Don't really know anything, hence the username.
So...Hey!*​


----------



## Wurger (Aug 3, 2006)

Welcome to the forum.Greetings from Poland.


----------



## cheddar cheese (Aug 3, 2006)

Ello!


----------



## the lancaster kicks ass (Aug 3, 2006)

well he's trying bless 'im


----------



## DerAdlerIstGelandet (Aug 3, 2006)

CC I love the siggy!


----------



## Wildcat (Aug 3, 2006)

Hi there.


----------



## Gnomey (Aug 3, 2006)

Welcome!


----------



## Novice (Aug 4, 2006)

*Thank You for the welcoming.
although The Lancaster Kick *** has confused me a little.

​*​


----------



## the lancaster kicks ass (Aug 4, 2006)

you're a woman


----------



## Wurger (Aug 4, 2006)

Taking the reaction into consideration it could be possible but ...


----------



## the lancaster kicks ass (Aug 4, 2006)

she does have that mystical aura about him... her.... it


----------



## Wurger (Aug 4, 2006)

Mein Gott, I hope it wasn't an ambush


----------



## Novice (Aug 4, 2006)

*Hahaha.
Yeah, I'm a female.
...Last time I checked anyway.*​


----------



## the lancaster kicks ass (Aug 5, 2006)

bout time too, i'm boored of CC


----------



## plan_D (Aug 8, 2006)

I should feel the need to be shocked by that comment, lanc. But I'm not because I'm used to your outbursts of homosexuality. Welcome Novice to our circus! The largest collection of dumb-sh*ts and morons since the UN last met.


----------



## cheddar cheese (Aug 8, 2006)




----------



## Novice (Aug 8, 2006)

*Thank You for making me feel so welcome. *​


----------



## Maestro (Aug 8, 2006)

plan_D said:


> Welcome Novice to our circus! The largest collection of dumb-sh*ts and morons since the UN last met.
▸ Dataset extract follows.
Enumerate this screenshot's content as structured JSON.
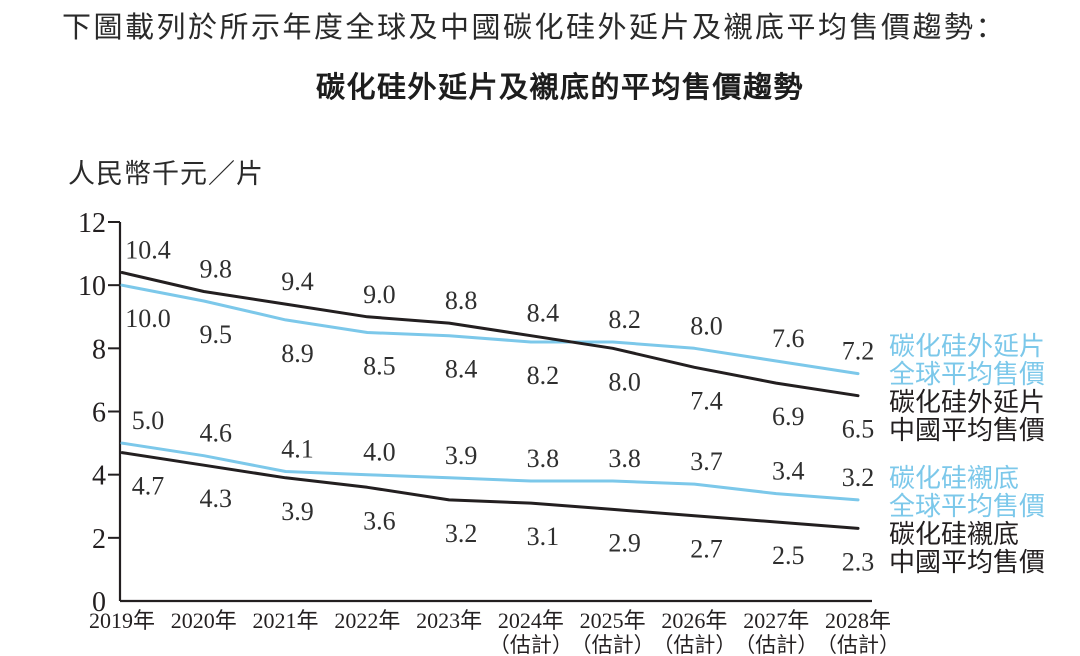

Since the UN last met, eh ? I didn't know there was that many morons on _our_ web site ! 

Uhhh... Well... Welcome aboard, Novice.


----------



## lesofprimus (Aug 9, 2006)

> Welcome Novice to our circus! The largest collection of dumb-sh*ts and morons since the UN last met.


HEY!!! 

During our last Admin/Moderator Meeting, we felt we made great leaps and bounds in the forum of World Democracy....
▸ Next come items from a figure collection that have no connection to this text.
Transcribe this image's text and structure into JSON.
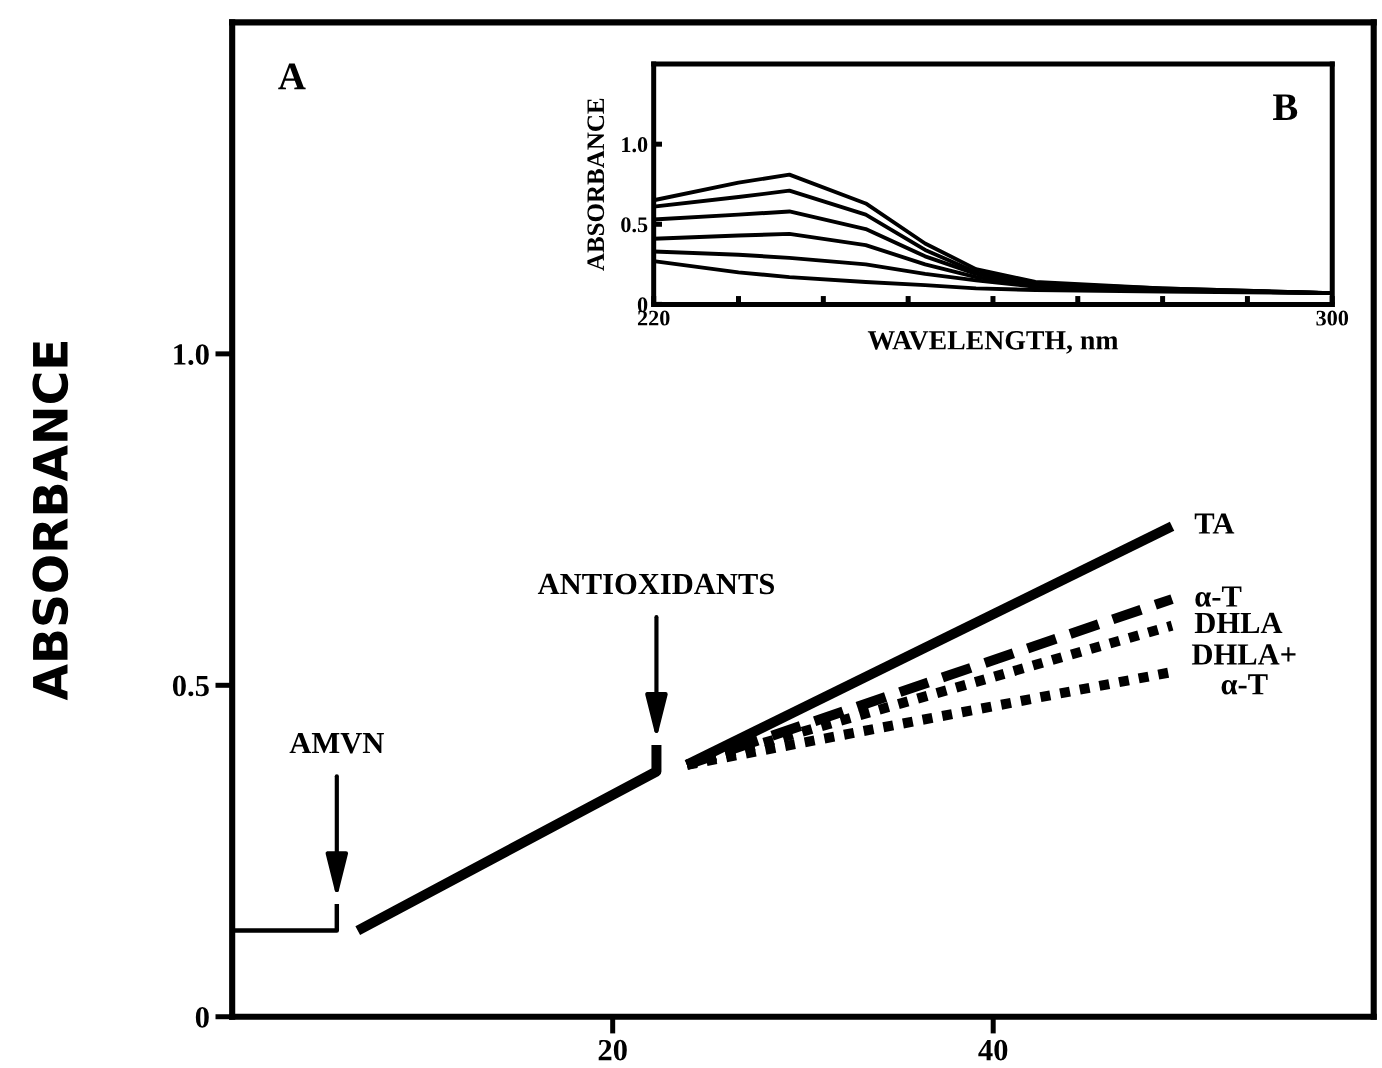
{
  "chart_data": [
    {
      "type": "line",
      "ylabel": "ABSORBANCE",
      "xlim": [
        0,
        60
      ],
      "ylim": [
        0,
        1.5
      ],
      "xticks": [
        20,
        40
      ],
      "yticks": [
        0,
        0.5,
        {
          "value": 1.0,
          "label": "1.0"
        }
      ],
      "grid": false,
      "legend": false,
      "marker": "none",
      "annotations": [
        "A",
        {
          "text": "AMVN",
          "x": 5.5,
          "y": 0.17
        },
        {
          "text": "ANTIOXIDANTS",
          "x": 22.3,
          "y": 0.41
        }
      ],
      "series": [
        {
          "color": "#000000",
          "line_style": "solid",
          "x": [
            0,
            5.5,
            5.5
          ],
          "values": [
            0.13,
            0.13,
            0.17
          ]
        },
        {
          "color": "#000000",
          "line_style": "solid",
          "x": [
            6.6,
            22.3,
            22.3
          ],
          "values": [
            0.13,
            0.37,
            0.41
          ]
        },
        {
          "name": "TA",
          "color": "#000000",
          "line_style": "solid",
          "x": [
            23.9,
            49.4
          ],
          "values": [
            0.38,
            0.74
          ]
        },
        {
          "name": "α-T",
          "color": "#000000",
          "line_style": "dashed",
          "x": [
            23.9,
            49.4
          ],
          "values": [
            0.38,
            0.63
          ]
        },
        {
          "name": "DHLA",
          "color": "#000000",
          "line_style": "dotted",
          "x": [
            23.9,
            49.4
          ],
          "values": [
            0.38,
            0.59
          ]
        },
        {
          "name": "DHLA+\nα-T",
          "color": "#000000",
          "line_style": "dotted",
          "x": [
            23.9,
            49.4
          ],
          "values": [
            0.38,
            0.52
          ]
        }
      ]
    },
    {
      "type": "line",
      "xlabel": "WAVELENGTH, nm",
      "ylabel": "ABSORBANCE",
      "xlim": [
        220,
        300
      ],
      "ylim": [
        0,
        1.5
      ],
      "xticks": [
        220,
        {
          "value": 230,
          "label": null
        },
        {
          "value": 240,
          "label": null
        },
        {
          "value": 250,
          "label": null
        },
        {
          "value": 260,
          "label": null
        },
        {
          "value": 270,
          "label": null
        },
        {
          "value": 280,
          "label": null
        },
        {
          "value": 290,
          "label": null
        },
        300
      ],
      "yticks": [
        0,
        0.5,
        {
          "value": 1.0,
          "label": "1.0"
        }
      ],
      "grid": false,
      "legend": false,
      "marker": "none",
      "annotations": [
        "B"
      ],
      "x": [
        220,
        230,
        236,
        245,
        252,
        258,
        265,
        280,
        300
      ],
      "series": [
        {
          "color": "#000000",
          "values": [
            0.65,
            0.76,
            0.81,
            0.63,
            0.38,
            0.22,
            0.14,
            0.1,
            0.07
          ]
        },
        {
          "color": "#000000",
          "values": [
            0.61,
            0.67,
            0.71,
            0.56,
            0.34,
            0.2,
            0.13,
            0.1,
            0.07
          ]
        },
        {
          "color": "#000000",
          "values": [
            0.53,
            0.56,
            0.58,
            0.47,
            0.3,
            0.19,
            0.13,
            0.09,
            0.07
          ]
        },
        {
          "color": "#000000",
          "values": [
            0.41,
            0.43,
            0.44,
            0.37,
            0.25,
            0.17,
            0.12,
            0.09,
            0.07
          ]
        },
        {
          "color": "#000000",
          "values": [
            0.33,
            0.31,
            0.29,
            0.25,
            0.19,
            0.15,
            0.11,
            0.09,
            0.07
          ]
        },
        {
          "color": "#000000",
          "values": [
            0.27,
            0.2,
            0.17,
            0.14,
            0.12,
            0.1,
            0.09,
            0.08,
            0.07
          ]
        }
      ]
    }
  ]
}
Just take a look at the pic that was taken that day.... Talk about a devoted bunch of Moderators....


----------



## evangilder (Aug 9, 2006)

ROFLMAO!


----------



## Soundbreaker Welch? (Aug 9, 2006)

Have you Mods ever met in reality?


----------



## the lancaster kicks ass (Aug 9, 2006)

there have been a few meetings between members, mostly at airshows and fly ins........


----------



## lesofprimus (Aug 9, 2006)

And some of us talk on the phone every now and then, but as far as I know, there has never been a meeting of 2 Mods...


----------



## plan_D (Aug 9, 2006)

That's freakin' classic, dude.  

As far as I'm aware, evan has met syscom and flyboyJ, and I've met Adler. I don't know of any others, except CC and Lanc meeting every night in the sheep shed.


----------



## lesofprimus (Aug 9, 2006)

I think u got it right pD, especially the sheep shed...


----------



## Hot Space (Aug 9, 2006)

Hello and welcome8)


----------



## DerAdlerIstGelandet (Aug 11, 2006)

I want to get the rest of you over here to Rock im Park next year damnit!
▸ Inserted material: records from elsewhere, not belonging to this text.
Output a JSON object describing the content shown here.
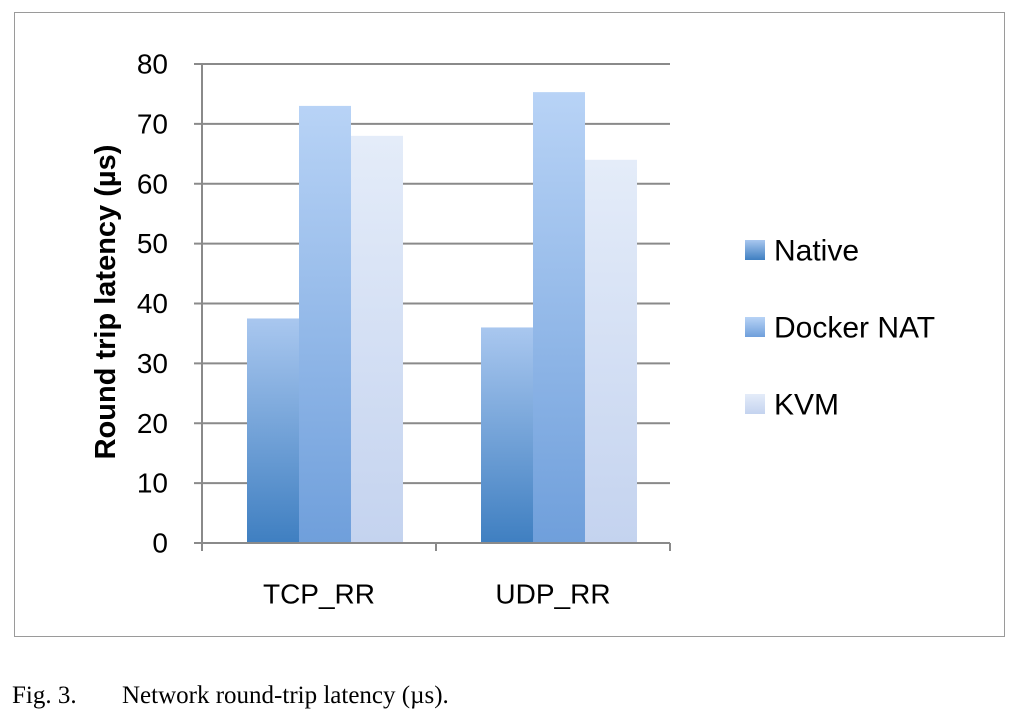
{
  "caption": {
    "label": "Fig. 3.",
    "text": "Network round-trip latency (µs)."
  },
  "chart_data": {
    "type": "bar",
    "title": "",
    "xlabel": "",
    "ylabel": "Round trip latency (µs)",
    "ylim": [
      0,
      80
    ],
    "yticks": [
      0,
      10,
      20,
      30,
      40,
      50,
      60,
      70,
      80
    ],
    "grid": true,
    "legend_position": "right",
    "categories": [
      "TCP_RR",
      "UDP_RR"
    ],
    "series": [
      {
        "name": "Native",
        "values": [
          37.5,
          36
        ],
        "color_top": "#a9c7ef",
        "color_bottom": "#3f7fc1"
      },
      {
        "name": "Docker NAT",
        "values": [
          73,
          75.3
        ],
        "color_top": "#b8d3f6",
        "color_bottom": "#6f9fdb"
      },
      {
        "name": "KVM",
        "values": [
          68,
          64
        ],
        "color_top": "#e4ecf9",
        "color_bottom": "#c4d3ef"
      }
    ]
  }
}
pD already coming again and now you other fools need to!


----------



## Nonskimmer (Aug 11, 2006)

For some damn reason I can't see les's pic there. It doesn't show up at all. 

Aww dammit, I wanna see it!


----------



## lesofprimus (Aug 11, 2006)

Try it again here Wayne...


----------



## Nonskimmer (Aug 11, 2006)

Same thing. I don't get it, it's the only image I'm having trouble with. Everything else shows up fine.


----------



## lesofprimus (Aug 11, 2006)

Hmmm.... Ill pm it to u see if that works..


----------



## Nonskimmer (Aug 11, 2006)

Nope, it didn't. Thanks anyway though.


----------



## Bf109_g (Oct 14, 2006)

Hey Novice!

You interested in any WW2 aircraft?

James.


----------



## DerAdlerIstGelandet (Oct 14, 2006)

He has not been around for a while...


----------